Java 24: Stream API — Lazy Evaluation
easy⏱ 5 mincoursejava
Intermediate vs terminal
Intermediate ops return a Stream — filter, map, flatMap, distinct, sorted, peek, limit, skip. They're lazy — just recorded. Terminal ops consume the stream and return a result (or void) — forEach, count, collect, reduce, findFirst, anyMatch. Only a terminal op kicks off execution.
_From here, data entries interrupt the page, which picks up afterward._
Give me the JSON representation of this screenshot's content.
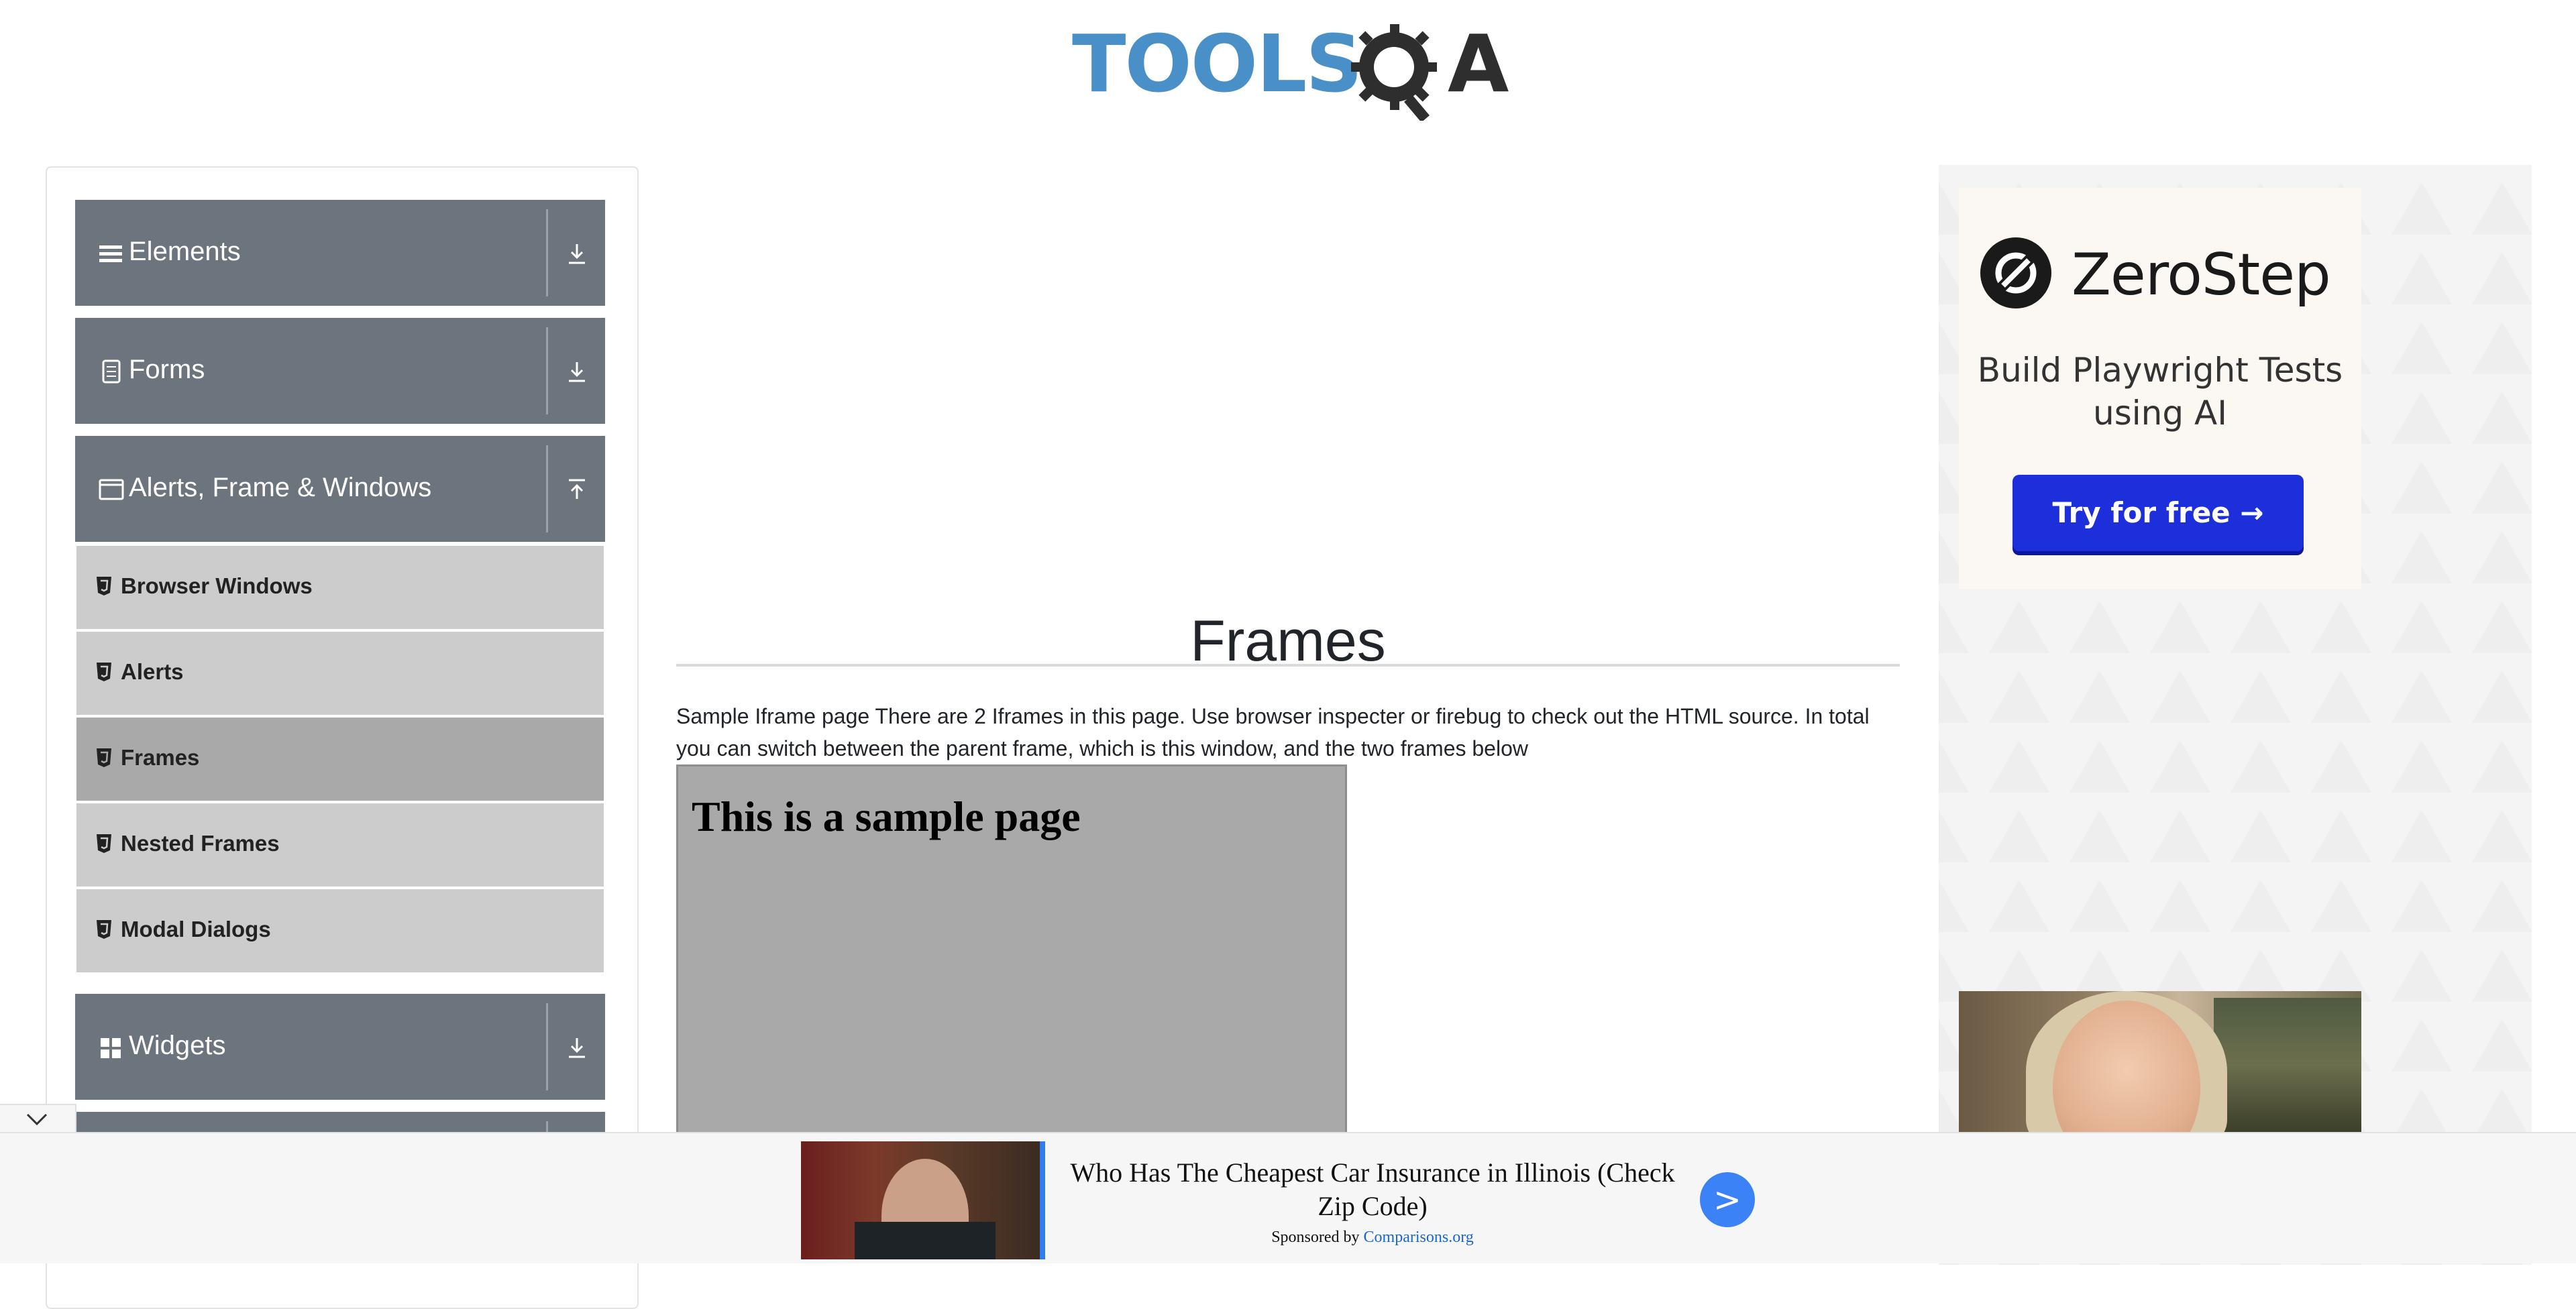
{
  "header": {
    "logo_text_left": "TOOLS",
    "logo_text_right": "A"
  },
  "sidebar": {
    "groups": [
      {
        "title": "Elements",
        "icon": "menu-icon",
        "expanded": false
      },
      {
        "title": "Forms",
        "icon": "document-icon",
        "expanded": false
      },
      {
        "title": "Alerts, Frame & Windows",
        "icon": "window-icon",
        "expanded": true,
        "items": [
          "Browser Windows",
          "Alerts",
          "Frames",
          "Nested Frames",
          "Modal Dialogs"
        ],
        "active_item": "Frames"
      },
      {
        "title": "Widgets",
        "icon": "grid-icon",
        "expanded": false
      }
    ]
  },
  "main": {
    "title": "Frames",
    "description": "Sample Iframe page There are 2 Iframes in this page. Use browser inspecter or firebug to check out the HTML source. In total you can switch between the parent frame, which is this window, and the two frames below",
    "iframe_heading": "This is a sample page"
  },
  "right_ad": {
    "brand": "ZeroStep",
    "tagline": "Build Playwright Tests using AI",
    "button_label": "Try for free →"
  },
  "bottom_ad": {
    "headline": "Who Has The Cheapest Car Insurance in Illinois (Check Zip Code)",
    "sponsor_prefix": "Sponsored by",
    "sponsor_name": "Comparisons.org",
    "arrow_label": ">"
  },
  "colors": {
    "sidebar_header": "#6c757d",
    "sidebar_item": "#cccccc",
    "sidebar_item_active": "#a9a9a9",
    "logo_blue": "#4a90c8",
    "cta_blue": "#1d2fdb",
    "ad_arrow_blue": "#3b82f6"
  }
}
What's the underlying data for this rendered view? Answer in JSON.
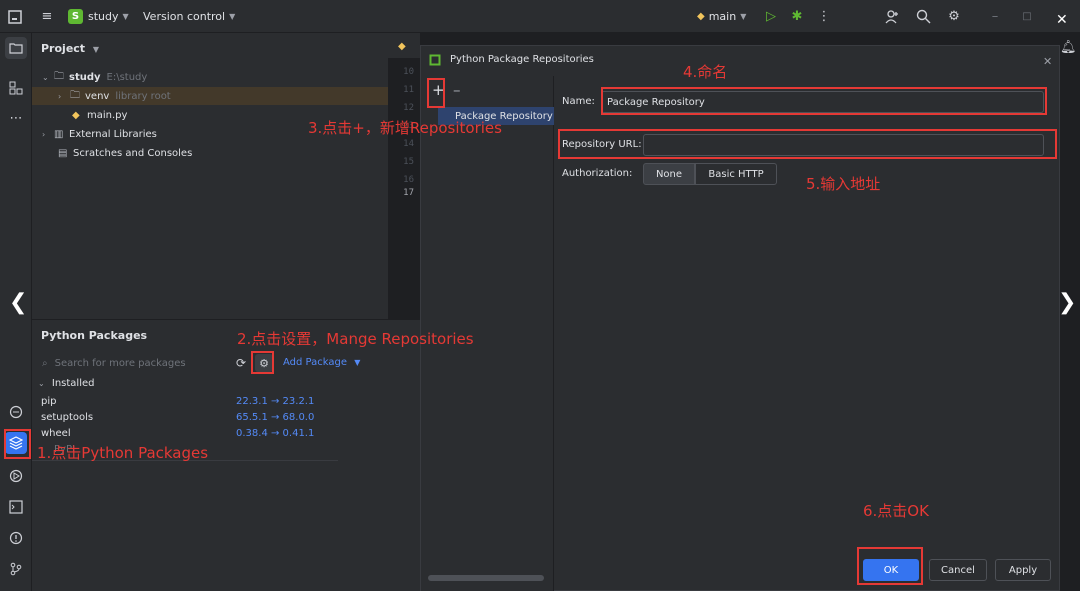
{
  "topbar": {
    "project_name": "study",
    "project_initial": "S",
    "vcs_label": "Version control",
    "run_config": "main"
  },
  "project_panel": {
    "title": "Project",
    "root_name": "study",
    "root_path": "E:\\study",
    "venv_name": "venv",
    "venv_note": "library root",
    "file_name": "main.py",
    "external_libraries": "External Libraries",
    "scratches": "Scratches and Consoles"
  },
  "editor": {
    "line_numbers": [
      "10",
      "11",
      "12",
      "13",
      "14",
      "15",
      "16",
      "17"
    ]
  },
  "packages_panel": {
    "title": "Python Packages",
    "search_placeholder": "Search for more packages",
    "add_package": "Add Package",
    "installed_label": "Installed",
    "packages": [
      {
        "name": "pip",
        "version": "22.3.1 → 23.2.1"
      },
      {
        "name": "setuptools",
        "version": "65.5.1 → 68.0.0"
      },
      {
        "name": "wheel",
        "version": "0.38.4 → 0.41.1"
      }
    ],
    "partial_item": "PyPI"
  },
  "dialog": {
    "title": "Python Package Repositories",
    "list_item": "Package Repository",
    "name_label": "Name:",
    "name_value": "Package Repository",
    "url_label": "Repository URL:",
    "url_value": "",
    "auth_label": "Authorization:",
    "auth_none": "None",
    "auth_basic": "Basic HTTP",
    "ok": "OK",
    "cancel": "Cancel",
    "apply": "Apply"
  },
  "annotations": {
    "step1": "1.点击Python Packages",
    "step2": "2.点击设置，Mange Repositories",
    "step3": "3.点击+，新增Repositories",
    "step4": "4.命名",
    "step5": "5.输入地址",
    "step6": "6.点击OK"
  },
  "colors": {
    "annotation_red": "#e53935",
    "accent_blue": "#3574f0",
    "version_blue": "#548af7"
  }
}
IntStream.range(0, 1_000_000)
.map(x -> x * 2) // lazy
.filter(x -> x > 10) // lazy
.findFirst(); // terminal — triggers execution, stops at first match
Element-at-a-time
Streams pipe one element through all stages before moving to the next — not stage-by-stage. stream.filter(...).map(...).findFirst() pulls the first source element through filter, then map, then yields it — if it passes. findFirst can short-circuit the entire pipeline after one match.
Streams are single-use
Once a terminal op runs, the stream is consumed — reusing it throws IllegalStateException. Build a fresh stream from the source. Think of them as iterators, not collections.
Build a traced stream
Implement TracedStream<T> with filter, map, forEach, findFirst. Log every element + stage visited. Process [1..1000], filter even, map *3, findFirst where > 50. You should stop after just 6 elements — proof of short-circuit.
peek for debugging, not side effects
.peek(System.out::println) is designed for debugging lazy pipelines — it runs only when elements flow through. Never rely on peek for real side effects — if the terminal op short-circuits, not every element gets peeked.
Quiz: sorted + findFirst
stream.sorted().findFirst() — does this visit every element? Yes — sorted is a stateful intermediate that must buffer everything before emitting the first result. Short-circuit can't kick in. If you only need the minimum, use min(Comparator) instead.